According to the filing, in late October the “newly created Twitter account @HackingRedstone published the following tweet: ‘We’ve got access to the Special Counsel Mueller’s probe database as we hacked Russian server with info from the Russian troll case Concord LLC v. Mueller. You can view all the files Mueller had about the IRA and Russian collusion. Enjoy the reading!'”
Federal prosecutors said that the tweet included a link to a webpage located on an online file-sharing portal and “contained file folders with names and folder structures that are unique to the names and structures of materials (including tracking numbers assigned by the Special Counsel’s Office) produced by the government in discovery.”
The filing added, “The fact that the webpage contained numerous irrelevant files suggest that the person who created the webpage used their knowledge of the nonsensitive discovery to make it appear as though the irrelevant files contained on the webpage were the sum total evidence of ‘IRA and Russian collusion’ gathered by law enforcement in this matter in an apparent effort to discredit the investigation.”

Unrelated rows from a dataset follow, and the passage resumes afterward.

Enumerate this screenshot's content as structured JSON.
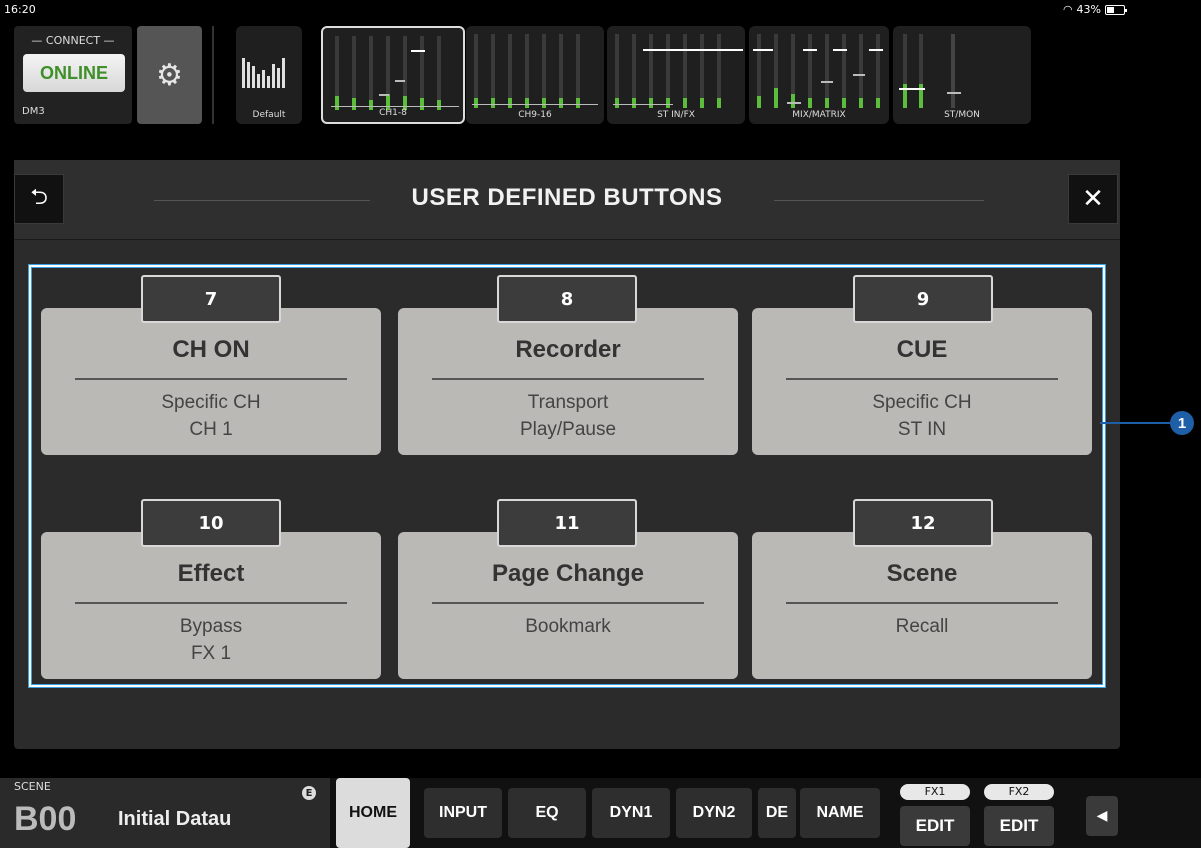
{
  "status_bar": {
    "time": "16:20",
    "battery": "43%"
  },
  "top": {
    "connect_label": "— CONNECT —",
    "online_label": "ONLINE",
    "device_name": "DM3",
    "meter_tiles": [
      {
        "label": "Default"
      },
      {
        "label": "CH1-8"
      },
      {
        "label": "CH9-16"
      },
      {
        "label": "ST IN/FX"
      },
      {
        "label": "MIX/MATRIX"
      },
      {
        "label": "ST/MON"
      }
    ]
  },
  "panel": {
    "title": "USER DEFINED BUTTONS",
    "buttons": [
      {
        "number": "7",
        "title": "CH ON",
        "line1": "Specific CH",
        "line2": "CH 1"
      },
      {
        "number": "8",
        "title": "Recorder",
        "line1": "Transport",
        "line2": "Play/Pause"
      },
      {
        "number": "9",
        "title": "CUE",
        "line1": "Specific CH",
        "line2": "ST IN"
      },
      {
        "number": "10",
        "title": "Effect",
        "line1": "Bypass",
        "line2": "FX 1"
      },
      {
        "number": "11",
        "title": "Page Change",
        "line1": "Bookmark",
        "line2": ""
      },
      {
        "number": "12",
        "title": "Scene",
        "line1": "Recall",
        "line2": ""
      }
    ],
    "callout": "1"
  },
  "bottom": {
    "scene_label": "SCENE",
    "scene_number": "B00",
    "scene_name": "Initial Datau",
    "scene_badge": "E",
    "nav": [
      "HOME",
      "INPUT",
      "EQ",
      "DYN1",
      "DYN2",
      "DE",
      "NAME"
    ],
    "fx1_label": "FX1",
    "fx2_label": "FX2",
    "edit_label": "EDIT"
  },
  "colors": {
    "meter_green": "#5bbd3a",
    "online_text": "#3f8f2a",
    "callout_blue": "#1f5fa8",
    "button_face": "#bbb9b6"
  }
}
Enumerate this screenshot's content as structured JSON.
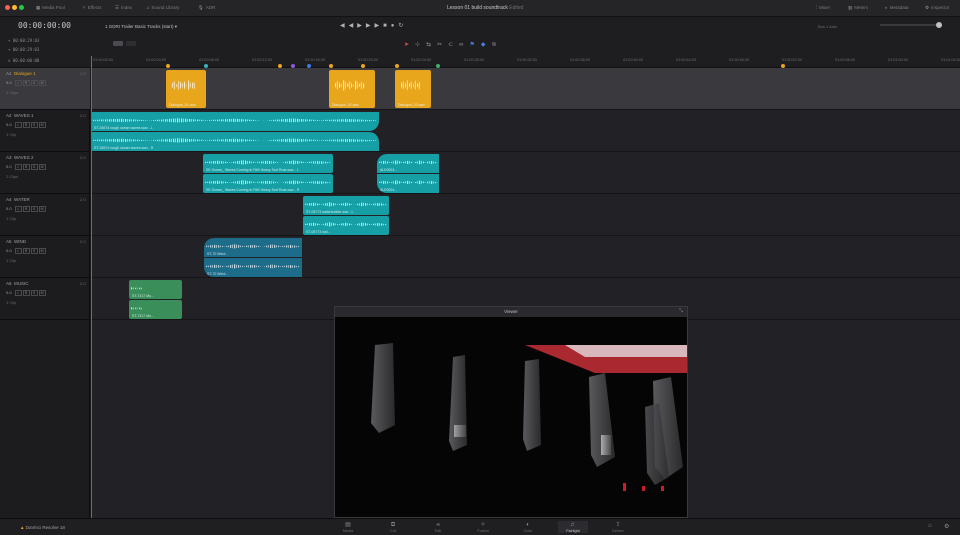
{
  "app": {
    "name": "DaVinci Resolve 18",
    "project_title": "Lesson 01 build soundtrack",
    "project_status": "Edited"
  },
  "topbar": {
    "left_items": [
      {
        "label": "Media Pool",
        "icon": "media-pool-icon"
      },
      {
        "label": "Effects",
        "icon": "effects-icon"
      },
      {
        "label": "Index",
        "icon": "index-icon"
      },
      {
        "label": "Sound Library",
        "icon": "sound-library-icon"
      },
      {
        "label": "ADR",
        "icon": "adr-icon"
      }
    ],
    "right_items": [
      {
        "label": "Mixer",
        "icon": "mixer-icon"
      },
      {
        "label": "Meters",
        "icon": "meters-icon"
      },
      {
        "label": "Metadata",
        "icon": "metadata-icon"
      },
      {
        "label": "Inspector",
        "icon": "inspector-icon"
      }
    ]
  },
  "timecode": {
    "main": "00:00:00:00",
    "sub1": "00:00:29:03",
    "sub2": "00:00:29:03",
    "sub3": "00:00:00:00"
  },
  "timeline_select": "1 GDRI Trailer Basic Tracks (start)",
  "bus_label": "Bus 1",
  "auto_label": "Auto",
  "ruler_ticks": [
    "01:00:00:00",
    "01:00:04:00",
    "01:00:08:00",
    "01:00:12:00",
    "01:00:16:00",
    "01:00:20:00",
    "01:00:24:00",
    "01:00:28:00",
    "01:00:32:00",
    "01:00:36:00",
    "01:00:40:00",
    "01:00:44:00",
    "01:00:48:00",
    "01:00:52:00",
    "01:00:56:00",
    "01:01:00:00",
    "01:01:04:00"
  ],
  "tracks": [
    {
      "id": "A1",
      "name": "Dialogue 1",
      "vol": "0.0",
      "clips_count": "3 Clips",
      "ch": "1.0"
    },
    {
      "id": "A2",
      "name": "WAVES 1",
      "vol": "0.0",
      "clips_count": "1 Clip",
      "ch": "2.0"
    },
    {
      "id": "A3",
      "name": "WAVES 2",
      "vol": "0.0",
      "clips_count": "2 Clips",
      "ch": "2.0"
    },
    {
      "id": "A4",
      "name": "WATER",
      "vol": "0.0",
      "clips_count": "1 Clip",
      "ch": "2.0"
    },
    {
      "id": "A5",
      "name": "WIND",
      "vol": "0.0",
      "clips_count": "1 Clip",
      "ch": "2.0"
    },
    {
      "id": "A6",
      "name": "MUSIC",
      "vol": "0.0",
      "clips_count": "1 Clip",
      "ch": "2.0"
    }
  ],
  "clips": {
    "a1_1": "Dialogue_01.wav",
    "a1_2": "Dialogue_02.wav",
    "a1_3": "Dialogue_03.wav",
    "a2_l": "ST-15674 rough ocean waves.wav - L",
    "a2_r": "ST-15674 rough ocean waves.wav - R",
    "a3_1l": "SE Ocean_ Waves Coming In R60 Heavy Surf Roar.wav - L",
    "a3_1r": "SE Ocean_ Waves Coming In R60 Heavy Surf Roar.wav - R",
    "a3_2l": "ALE0091...",
    "a3_2r": "ALE0091...",
    "a4_l": "ST-05773 waterbubble.wav - L",
    "a4_r": "ST-05773 wat...",
    "a5_l": "ST-70 Wind...",
    "a5_r": "ST-70 Wind...",
    "a6_l": "ST-7417 Mu...",
    "a6_r": "ST-7417 Mu..."
  },
  "viewer": {
    "title": "Viewer"
  },
  "pages": [
    {
      "label": "Media",
      "icon": "media-page-icon"
    },
    {
      "label": "Cut",
      "icon": "cut-page-icon"
    },
    {
      "label": "Edit",
      "icon": "edit-page-icon"
    },
    {
      "label": "Fusion",
      "icon": "fusion-page-icon"
    },
    {
      "label": "Color",
      "icon": "color-page-icon"
    },
    {
      "label": "Fairlight",
      "icon": "fairlight-page-icon"
    },
    {
      "label": "Deliver",
      "icon": "deliver-page-icon"
    }
  ],
  "colors": {
    "accent": "#e8a61c",
    "teal": "#16a0a6",
    "blue": "#1d6c8a",
    "green": "#3a8e5a",
    "playhead": "#e0403a"
  }
}
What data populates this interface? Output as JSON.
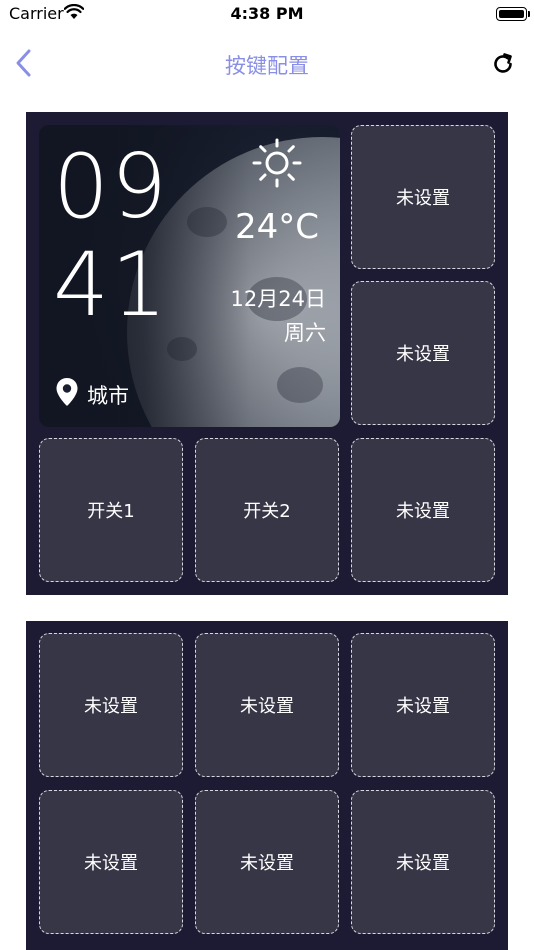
{
  "status_bar": {
    "carrier": "Carrier",
    "time": "4:38 PM"
  },
  "nav": {
    "title": "按键配置",
    "back_icon": "chevron-left-icon",
    "refresh_icon": "refresh-icon"
  },
  "colors": {
    "accent": "#8a8fe6",
    "panel_bg": "#1d1a33",
    "slot_bg": "#373646"
  },
  "weather": {
    "hour": "09",
    "minute": "41",
    "temperature": "24°C",
    "date": "12月24日",
    "weekday": "周六",
    "city": "城市",
    "weather_icon": "sun-icon",
    "location_icon": "location-pin-icon"
  },
  "panel1": {
    "slots": [
      {
        "label": "未设置"
      },
      {
        "label": "未设置"
      },
      {
        "label": "开关1"
      },
      {
        "label": "开关2"
      },
      {
        "label": "未设置"
      }
    ]
  },
  "panel2": {
    "slots": [
      {
        "label": "未设置"
      },
      {
        "label": "未设置"
      },
      {
        "label": "未设置"
      },
      {
        "label": "未设置"
      },
      {
        "label": "未设置"
      },
      {
        "label": "未设置"
      }
    ]
  }
}
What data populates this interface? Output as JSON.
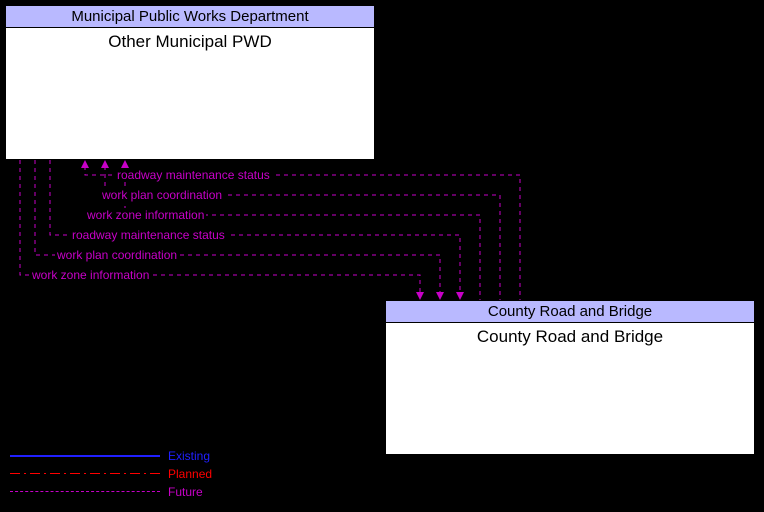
{
  "nodes": {
    "top": {
      "header": "Municipal Public Works Department",
      "body": "Other Municipal PWD"
    },
    "bottom": {
      "header": "County Road and Bridge",
      "body": "County Road and Bridge"
    }
  },
  "flows": {
    "to_top_1": "roadway maintenance status",
    "to_top_2": "work plan coordination",
    "to_top_3": "work zone information",
    "to_bottom_1": "roadway maintenance status",
    "to_bottom_2": "work plan coordination",
    "to_bottom_3": "work zone information"
  },
  "legend": {
    "existing": "Existing",
    "planned": "Planned",
    "future": "Future"
  },
  "colors": {
    "future": "#c800c8",
    "planned": "#ff0000",
    "existing": "#2020ff",
    "header_bg": "#b9b9ff"
  }
}
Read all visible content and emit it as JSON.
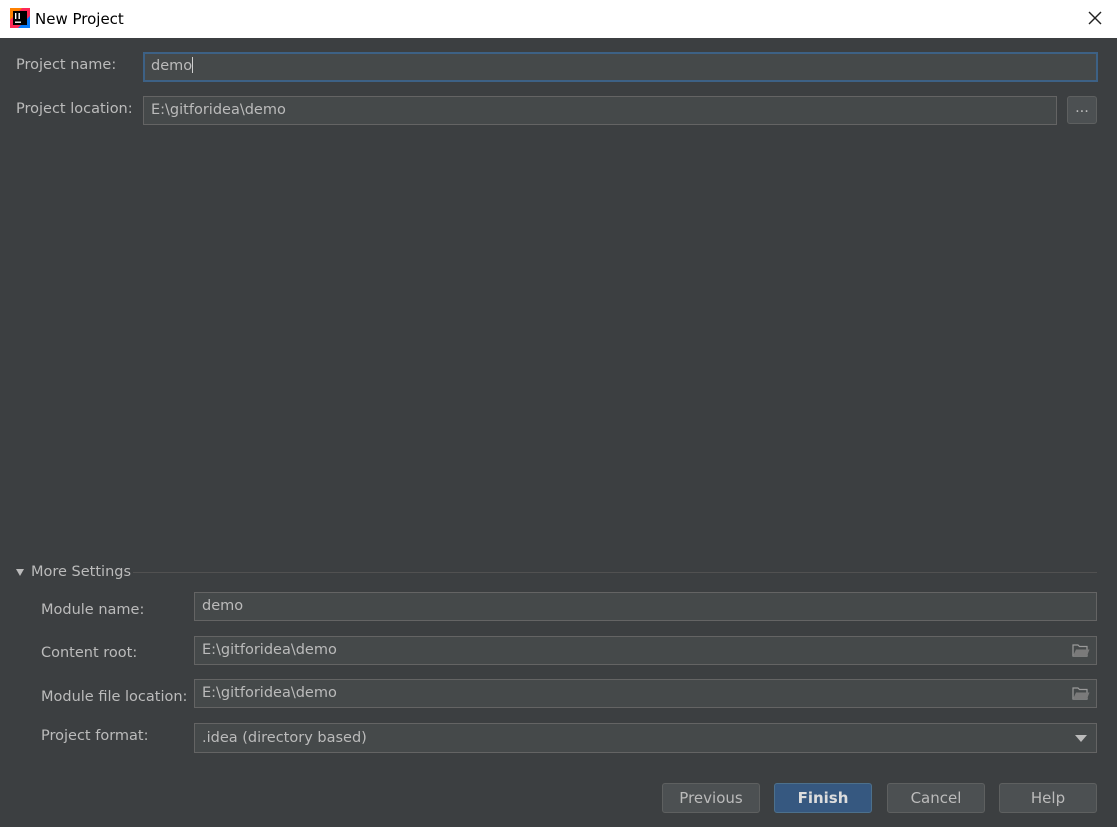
{
  "window": {
    "title": "New Project"
  },
  "form": {
    "project_name_label": "Project name:",
    "project_name_value": "demo",
    "project_location_label": "Project location:",
    "project_location_value": "E:\\gitforidea\\demo",
    "browse_label": "..."
  },
  "more_settings": {
    "header": "More Settings",
    "module_name_label": "Module name:",
    "module_name_value": "demo",
    "content_root_label": "Content root:",
    "content_root_value": "E:\\gitforidea\\demo",
    "module_file_location_label": "Module file location:",
    "module_file_location_value": "E:\\gitforidea\\demo",
    "project_format_label": "Project format:",
    "project_format_value": ".idea (directory based)"
  },
  "buttons": {
    "previous": "Previous",
    "finish": "Finish",
    "cancel": "Cancel",
    "help": "Help"
  },
  "colors": {
    "background": "#3c3f41",
    "field_bg": "#45494a",
    "focus_border": "#3d6185",
    "primary_button": "#365880",
    "text": "#bbbbbb"
  },
  "icons": [
    "intellij-app-icon",
    "close-icon",
    "folder-icon",
    "chevron-down-icon",
    "triangle-down-icon"
  ]
}
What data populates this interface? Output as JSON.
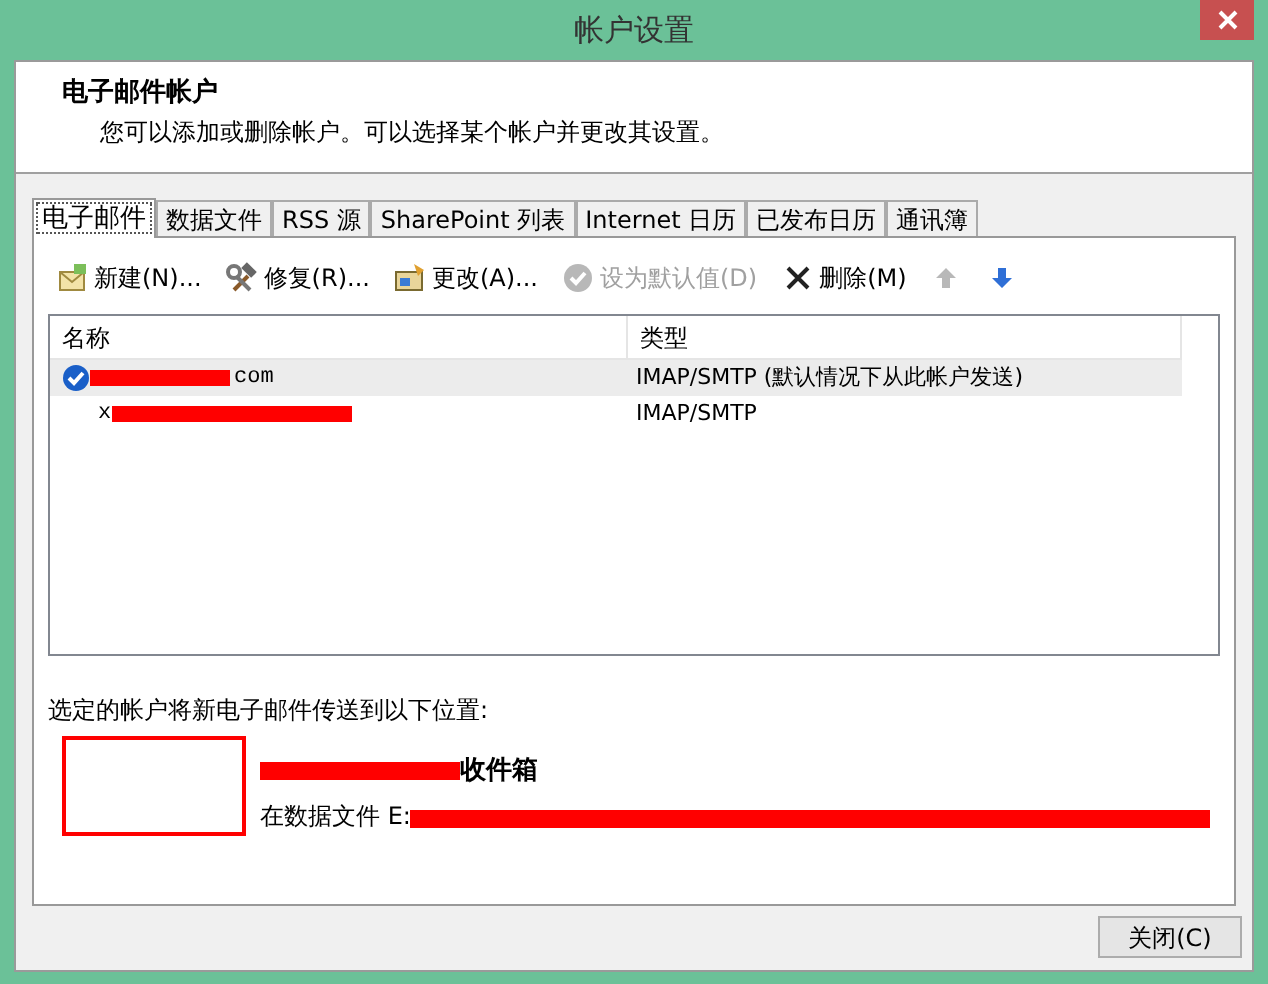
{
  "window": {
    "title": "帐户设置"
  },
  "header": {
    "title": "电子邮件帐户",
    "description": "您可以添加或删除帐户。可以选择某个帐户并更改其设置。"
  },
  "tabs": [
    {
      "label": "电子邮件",
      "selected": true
    },
    {
      "label": "数据文件",
      "selected": false
    },
    {
      "label": "RSS 源",
      "selected": false
    },
    {
      "label": "SharePoint 列表",
      "selected": false
    },
    {
      "label": "Internet 日历",
      "selected": false
    },
    {
      "label": "已发布日历",
      "selected": false
    },
    {
      "label": "通讯簿",
      "selected": false
    }
  ],
  "toolbar": [
    {
      "kind": "new",
      "label": "新建(N)...",
      "disabled": false
    },
    {
      "kind": "repair",
      "label": "修复(R)...",
      "disabled": false
    },
    {
      "kind": "change",
      "label": "更改(A)...",
      "disabled": false
    },
    {
      "kind": "default",
      "label": "设为默认值(D)",
      "disabled": true
    },
    {
      "kind": "delete",
      "label": "删除(M)",
      "disabled": false
    },
    {
      "kind": "up",
      "disabled": true
    },
    {
      "kind": "down",
      "disabled": false
    }
  ],
  "table": {
    "columns": [
      "名称",
      "类型"
    ],
    "rows": [
      {
        "name_prefix": "",
        "name_suffix": "com",
        "type": "IMAP/SMTP (默认情况下从此帐户发送)",
        "default": true,
        "selected": true
      },
      {
        "name_prefix": "x",
        "name_suffix": "",
        "type": "IMAP/SMTP",
        "default": false,
        "selected": false
      }
    ]
  },
  "delivery": {
    "label": "选定的帐户将新电子邮件传送到以下位置:",
    "folder": "收件箱",
    "path_prefix": "在数据文件 E:"
  },
  "close_button": "关闭(C)"
}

The Internet Research Agency, or IRA, is a St. Petersburg-based research firm. The IRA’s top executives have also been indicted in Mueller’s probe, and are accused of playing a central role in Russia’s efforts to use social media to influence the US presidential election in 2016.
The account behind the October tweet, which the filing said had a Russian IP address, has since been suspended. The disinformation campaign ultimately didn’t gain momentum.
Federal prosecutors said there was no evidence that the FBI or the special counsel’s office had been successfully hacked.
The filing also informed the Russian company’s defence team that Mueller’s office is declining a request for sensitive documents to be turned over in preparation for trial, citing the disinformation campaign as a large part of the motivation for this decision.
“Concord’s request to send the sensitive discovery to the Russian Federation unreasonably risks the national security interests of the United States,” the filing stated.
Concord is owned by owned by Yevgeny Prigozhin, who is often referred to as “Putin’s chef.”